Abstract

We calculated an atmospheric grid for hot mini-Neptune and giant exoplanets, that links astrophysical observable parameters- orbital distance and stellar type- with the chemical atmospheric species expected. The grid can be applied to current and future observations to characterize exoplanet atmospheres and serves as a reference to interpret atmospheric retrieval analysis results. To build the grid, we developed a 1D code for calculating the atmospheric thermal structure and link it to a photochemical model that includes disequilibrium chemistry (molecular diffusion, vertical mixing and photochemistry). We compare thermal profiles and atmospheric composition of planets at different semimajor axis (0.01$\leq$a$\leq$0.1AU) orbiting F, G, K and M stars.
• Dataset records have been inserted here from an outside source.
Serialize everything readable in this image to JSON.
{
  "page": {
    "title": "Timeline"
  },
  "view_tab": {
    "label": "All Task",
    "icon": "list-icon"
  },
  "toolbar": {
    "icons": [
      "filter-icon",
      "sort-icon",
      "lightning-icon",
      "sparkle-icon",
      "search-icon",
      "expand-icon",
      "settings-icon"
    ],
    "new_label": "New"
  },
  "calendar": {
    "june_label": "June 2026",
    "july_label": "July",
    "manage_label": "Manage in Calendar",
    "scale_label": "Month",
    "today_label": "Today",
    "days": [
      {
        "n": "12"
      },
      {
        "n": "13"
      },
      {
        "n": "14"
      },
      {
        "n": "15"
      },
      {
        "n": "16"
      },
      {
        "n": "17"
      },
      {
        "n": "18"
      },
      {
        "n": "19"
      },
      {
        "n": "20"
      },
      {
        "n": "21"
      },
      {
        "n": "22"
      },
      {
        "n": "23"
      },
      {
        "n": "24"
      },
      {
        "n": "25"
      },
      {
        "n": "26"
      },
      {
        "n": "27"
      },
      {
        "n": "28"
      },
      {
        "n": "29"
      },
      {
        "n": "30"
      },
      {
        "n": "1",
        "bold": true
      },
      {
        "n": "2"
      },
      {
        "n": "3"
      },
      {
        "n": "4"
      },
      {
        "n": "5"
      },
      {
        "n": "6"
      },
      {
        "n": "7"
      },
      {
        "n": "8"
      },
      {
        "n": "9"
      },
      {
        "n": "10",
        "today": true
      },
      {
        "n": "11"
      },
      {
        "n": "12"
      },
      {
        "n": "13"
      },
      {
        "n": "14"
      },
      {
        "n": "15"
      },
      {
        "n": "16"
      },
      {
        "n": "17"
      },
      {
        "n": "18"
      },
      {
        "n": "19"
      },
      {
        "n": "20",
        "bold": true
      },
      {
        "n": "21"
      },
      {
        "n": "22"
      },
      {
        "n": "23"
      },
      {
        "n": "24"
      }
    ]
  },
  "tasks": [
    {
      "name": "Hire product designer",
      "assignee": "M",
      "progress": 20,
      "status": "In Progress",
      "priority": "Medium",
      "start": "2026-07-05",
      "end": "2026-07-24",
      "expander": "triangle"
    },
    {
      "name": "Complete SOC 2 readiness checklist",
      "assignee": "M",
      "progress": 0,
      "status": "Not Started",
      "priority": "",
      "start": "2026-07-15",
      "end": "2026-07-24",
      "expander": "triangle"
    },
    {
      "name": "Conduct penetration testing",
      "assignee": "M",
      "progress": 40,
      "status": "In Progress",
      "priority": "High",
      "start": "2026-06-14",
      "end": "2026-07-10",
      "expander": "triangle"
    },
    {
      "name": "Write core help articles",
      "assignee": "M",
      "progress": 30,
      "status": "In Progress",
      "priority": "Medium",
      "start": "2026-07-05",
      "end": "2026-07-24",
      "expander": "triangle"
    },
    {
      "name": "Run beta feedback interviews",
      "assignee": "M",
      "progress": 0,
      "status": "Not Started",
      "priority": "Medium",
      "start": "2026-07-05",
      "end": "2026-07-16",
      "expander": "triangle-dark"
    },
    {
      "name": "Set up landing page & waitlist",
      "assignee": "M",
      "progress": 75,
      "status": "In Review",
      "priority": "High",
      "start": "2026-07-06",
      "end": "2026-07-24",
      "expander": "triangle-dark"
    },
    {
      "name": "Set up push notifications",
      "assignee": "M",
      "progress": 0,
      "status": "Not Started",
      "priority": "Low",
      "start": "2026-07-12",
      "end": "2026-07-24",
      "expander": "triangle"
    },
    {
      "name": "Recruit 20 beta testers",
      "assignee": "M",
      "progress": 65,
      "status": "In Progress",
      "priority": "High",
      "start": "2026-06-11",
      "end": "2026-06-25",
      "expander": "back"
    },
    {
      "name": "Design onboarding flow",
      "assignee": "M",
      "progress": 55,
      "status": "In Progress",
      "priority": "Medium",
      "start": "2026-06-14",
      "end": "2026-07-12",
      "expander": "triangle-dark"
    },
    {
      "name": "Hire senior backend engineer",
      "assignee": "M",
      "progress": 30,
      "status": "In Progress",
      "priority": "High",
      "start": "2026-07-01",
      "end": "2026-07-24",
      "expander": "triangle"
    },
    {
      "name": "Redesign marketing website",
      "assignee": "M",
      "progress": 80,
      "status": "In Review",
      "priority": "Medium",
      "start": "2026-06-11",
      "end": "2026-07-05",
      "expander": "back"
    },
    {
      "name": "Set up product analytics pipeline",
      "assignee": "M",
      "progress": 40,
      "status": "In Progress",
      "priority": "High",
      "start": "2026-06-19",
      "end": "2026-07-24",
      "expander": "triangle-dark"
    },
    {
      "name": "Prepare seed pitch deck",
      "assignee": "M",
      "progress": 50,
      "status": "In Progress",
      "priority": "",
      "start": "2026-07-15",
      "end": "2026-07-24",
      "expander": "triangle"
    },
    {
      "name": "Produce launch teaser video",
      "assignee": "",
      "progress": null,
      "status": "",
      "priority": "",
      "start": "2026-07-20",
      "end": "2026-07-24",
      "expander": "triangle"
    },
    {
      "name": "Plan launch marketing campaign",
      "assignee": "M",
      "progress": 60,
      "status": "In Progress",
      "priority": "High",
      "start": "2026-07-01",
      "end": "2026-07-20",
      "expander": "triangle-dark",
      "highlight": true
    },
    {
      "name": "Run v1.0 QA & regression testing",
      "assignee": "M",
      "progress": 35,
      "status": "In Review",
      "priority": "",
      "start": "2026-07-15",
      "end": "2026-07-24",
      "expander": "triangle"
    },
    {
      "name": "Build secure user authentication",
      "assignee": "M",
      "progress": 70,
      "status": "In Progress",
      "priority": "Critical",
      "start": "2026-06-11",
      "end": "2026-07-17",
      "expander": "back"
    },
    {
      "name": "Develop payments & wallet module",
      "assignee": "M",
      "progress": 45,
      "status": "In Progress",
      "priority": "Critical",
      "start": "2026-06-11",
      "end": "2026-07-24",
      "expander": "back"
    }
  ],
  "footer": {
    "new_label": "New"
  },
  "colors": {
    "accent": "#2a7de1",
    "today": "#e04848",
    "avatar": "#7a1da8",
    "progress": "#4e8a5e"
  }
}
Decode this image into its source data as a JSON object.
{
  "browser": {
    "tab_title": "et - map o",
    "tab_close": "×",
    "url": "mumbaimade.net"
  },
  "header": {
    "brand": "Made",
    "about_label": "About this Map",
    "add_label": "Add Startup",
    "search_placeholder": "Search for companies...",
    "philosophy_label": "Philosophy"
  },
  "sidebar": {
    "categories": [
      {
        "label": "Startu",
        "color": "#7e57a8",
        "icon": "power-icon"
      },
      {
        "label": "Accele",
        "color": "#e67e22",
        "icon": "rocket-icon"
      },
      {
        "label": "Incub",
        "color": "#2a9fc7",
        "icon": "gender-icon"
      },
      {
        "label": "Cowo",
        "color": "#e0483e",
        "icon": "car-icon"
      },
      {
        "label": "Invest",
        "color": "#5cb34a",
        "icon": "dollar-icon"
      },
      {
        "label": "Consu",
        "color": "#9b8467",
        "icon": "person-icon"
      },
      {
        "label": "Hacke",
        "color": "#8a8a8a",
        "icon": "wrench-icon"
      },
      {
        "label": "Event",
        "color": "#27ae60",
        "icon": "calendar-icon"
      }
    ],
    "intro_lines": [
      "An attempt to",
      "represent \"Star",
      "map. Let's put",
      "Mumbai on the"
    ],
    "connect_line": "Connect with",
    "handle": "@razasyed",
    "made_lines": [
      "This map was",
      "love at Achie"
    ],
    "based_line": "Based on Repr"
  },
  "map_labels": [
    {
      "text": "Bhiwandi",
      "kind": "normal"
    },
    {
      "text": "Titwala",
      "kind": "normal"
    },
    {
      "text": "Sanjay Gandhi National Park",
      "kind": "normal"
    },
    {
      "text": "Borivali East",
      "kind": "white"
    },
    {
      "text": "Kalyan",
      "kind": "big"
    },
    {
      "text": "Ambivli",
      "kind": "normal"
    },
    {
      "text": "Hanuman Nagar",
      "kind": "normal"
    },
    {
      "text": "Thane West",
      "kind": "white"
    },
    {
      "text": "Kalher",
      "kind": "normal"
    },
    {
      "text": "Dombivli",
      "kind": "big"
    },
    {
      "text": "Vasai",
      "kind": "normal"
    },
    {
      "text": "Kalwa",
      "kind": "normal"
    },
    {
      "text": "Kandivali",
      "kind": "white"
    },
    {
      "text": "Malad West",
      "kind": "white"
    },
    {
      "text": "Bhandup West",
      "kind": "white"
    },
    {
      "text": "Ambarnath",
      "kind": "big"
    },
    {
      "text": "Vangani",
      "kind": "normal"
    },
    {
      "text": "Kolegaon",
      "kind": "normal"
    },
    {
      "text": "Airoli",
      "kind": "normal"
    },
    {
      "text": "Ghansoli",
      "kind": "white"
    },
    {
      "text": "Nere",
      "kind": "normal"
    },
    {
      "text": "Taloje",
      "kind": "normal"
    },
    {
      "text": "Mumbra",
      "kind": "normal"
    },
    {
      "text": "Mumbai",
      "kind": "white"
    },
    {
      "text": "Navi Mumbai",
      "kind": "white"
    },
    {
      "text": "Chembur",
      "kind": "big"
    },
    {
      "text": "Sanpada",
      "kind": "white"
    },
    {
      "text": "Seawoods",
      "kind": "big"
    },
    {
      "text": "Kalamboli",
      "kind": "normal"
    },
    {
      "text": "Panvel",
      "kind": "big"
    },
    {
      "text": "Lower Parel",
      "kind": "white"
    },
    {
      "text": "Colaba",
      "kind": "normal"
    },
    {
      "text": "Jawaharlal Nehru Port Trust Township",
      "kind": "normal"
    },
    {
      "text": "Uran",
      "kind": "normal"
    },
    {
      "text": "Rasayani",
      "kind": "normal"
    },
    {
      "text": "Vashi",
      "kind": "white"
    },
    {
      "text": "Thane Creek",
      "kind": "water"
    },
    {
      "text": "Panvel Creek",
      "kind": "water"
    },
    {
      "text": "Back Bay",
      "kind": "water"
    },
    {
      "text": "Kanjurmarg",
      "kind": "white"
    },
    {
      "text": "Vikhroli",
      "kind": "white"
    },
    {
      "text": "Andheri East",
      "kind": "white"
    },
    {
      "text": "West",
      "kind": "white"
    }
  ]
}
Temperature and UV flux affect chemical species in the atmosphere. We explore which effects are due to temperature and which due to stellar characteristics, showing the species most affected in each case. CH$_4$ and H$_2$O are the most sensitive to UV flux, H displaces H$_2$ as the most abundant gas in the upper atmosphere for planets receiving a high UV flux. CH$_4$ is more abundant for cooler planets. We explore vertical mixing, to inform degeneracies on our models and in the resulting spectral observables. For lower pressures observable species like H$_2$O or CO$_2$ can indicate the efficiency of vertical mixing, with larger mixing ratios for a stronger mixing. By establishing the grid, testing the sensitivity of the results and comparing our model to published results, our paper provides a tool to estimate what observations could yield. We apply our model to WASP-12b, CoRoT-2b, XO-1b, HD189733b and HD97658b.